RDR had some funny moments in it, I think. My favorite moment was John Marston being sarcastic with the scientist/researcher in Blackwater.

Also, House of the Dead 2. 



Laughable voice acting.


----------



## HIGHfrombeingSHY (Mar 9, 2015)

Monkey Island!


----------



## i just want luv (Feb 13, 2011)

Honestly, it might be Oblivion.


----------



## green9206 (May 13, 2013)

Open world game- Bully 
One of the best games I've ever played and one of the funniest. 
Shooter- Blacklight Retribution 
An online FPS game that is freaking funny. 
Point and click - Pheonix Wright series 
Pheonix Wright games are pretty funny. 
I can't think of any more.


----------



## bancho1993 (Aug 28, 2014)

The Yakuza series has quite a few funny moments


----------



## Tabris (Jul 14, 2013)

Disgaea


----------



## CleverCabbage (Jun 6, 2010)

Goat Simulator. It gets boring real fast, but it had me laughing like an idiot the first time I played it.

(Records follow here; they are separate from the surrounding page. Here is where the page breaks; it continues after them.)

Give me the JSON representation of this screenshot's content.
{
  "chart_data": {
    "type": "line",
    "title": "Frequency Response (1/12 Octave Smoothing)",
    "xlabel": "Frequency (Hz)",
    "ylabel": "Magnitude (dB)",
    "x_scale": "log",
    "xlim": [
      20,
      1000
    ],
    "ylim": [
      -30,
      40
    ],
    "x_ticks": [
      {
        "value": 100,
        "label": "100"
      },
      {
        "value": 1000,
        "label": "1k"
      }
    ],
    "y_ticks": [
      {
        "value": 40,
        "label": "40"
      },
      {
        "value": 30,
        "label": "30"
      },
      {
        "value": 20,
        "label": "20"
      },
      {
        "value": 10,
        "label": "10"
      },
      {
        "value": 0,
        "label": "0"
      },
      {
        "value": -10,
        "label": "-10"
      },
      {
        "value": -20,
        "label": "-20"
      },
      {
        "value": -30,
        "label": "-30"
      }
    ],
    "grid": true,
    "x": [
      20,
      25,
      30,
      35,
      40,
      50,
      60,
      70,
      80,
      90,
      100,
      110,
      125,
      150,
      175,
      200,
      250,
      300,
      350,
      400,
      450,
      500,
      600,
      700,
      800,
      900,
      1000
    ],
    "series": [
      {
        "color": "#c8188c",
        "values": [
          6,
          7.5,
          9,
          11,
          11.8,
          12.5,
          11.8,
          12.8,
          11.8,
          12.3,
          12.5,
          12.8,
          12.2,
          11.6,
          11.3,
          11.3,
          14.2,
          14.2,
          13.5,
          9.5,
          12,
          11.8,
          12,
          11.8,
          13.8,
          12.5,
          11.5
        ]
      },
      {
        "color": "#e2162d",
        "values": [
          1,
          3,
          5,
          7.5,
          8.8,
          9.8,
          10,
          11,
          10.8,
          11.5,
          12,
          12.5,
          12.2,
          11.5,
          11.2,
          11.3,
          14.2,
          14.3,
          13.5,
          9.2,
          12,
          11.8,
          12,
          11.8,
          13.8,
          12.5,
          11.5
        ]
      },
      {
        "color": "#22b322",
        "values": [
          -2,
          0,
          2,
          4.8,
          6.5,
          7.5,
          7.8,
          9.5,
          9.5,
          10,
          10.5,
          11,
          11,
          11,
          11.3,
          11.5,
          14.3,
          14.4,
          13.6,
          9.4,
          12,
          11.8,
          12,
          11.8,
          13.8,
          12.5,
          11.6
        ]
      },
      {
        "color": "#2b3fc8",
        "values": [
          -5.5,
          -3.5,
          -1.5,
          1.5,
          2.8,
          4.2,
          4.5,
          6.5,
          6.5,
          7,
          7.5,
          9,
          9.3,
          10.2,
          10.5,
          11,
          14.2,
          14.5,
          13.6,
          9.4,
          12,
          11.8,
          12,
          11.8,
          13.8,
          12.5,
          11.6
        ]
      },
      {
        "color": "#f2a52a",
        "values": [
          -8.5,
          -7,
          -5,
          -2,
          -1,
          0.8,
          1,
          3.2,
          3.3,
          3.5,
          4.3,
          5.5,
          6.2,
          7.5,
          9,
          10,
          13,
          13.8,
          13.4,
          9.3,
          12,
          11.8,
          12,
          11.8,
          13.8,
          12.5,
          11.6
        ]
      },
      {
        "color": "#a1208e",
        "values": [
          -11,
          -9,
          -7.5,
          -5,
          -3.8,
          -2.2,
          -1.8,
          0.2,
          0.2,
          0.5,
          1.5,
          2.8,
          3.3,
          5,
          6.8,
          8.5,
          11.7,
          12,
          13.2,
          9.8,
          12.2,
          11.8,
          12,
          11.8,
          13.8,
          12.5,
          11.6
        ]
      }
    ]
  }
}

The whole thing is just one big parody game, with (intentionally) broken ragdoll physics and hundreds of references.


----------



## Beckibuzz (Apr 4, 2015)

Sunset overdrive


----------



## uziq (Apr 9, 2012)




----------



## EvonneEzell (Jul 14, 2014)

Marry boff kill


----------



## fotschi (Feb 25, 2015)

CleverCabbage said:


> Goat Simulator. It gets boring real fast, but it had me laughing like an idiot the first time I played it. The whole thing is just one big parody game, with (intentionally) broken ragdoll physics and hundreds of references.


That game is amazing. I agree that it gets boring quick though, I only played it for a few hours but those few hours were golden.


----------



## TiaAMI (May 30, 2015)

Oblivion/Skyrim
BattleBlock Theater


----------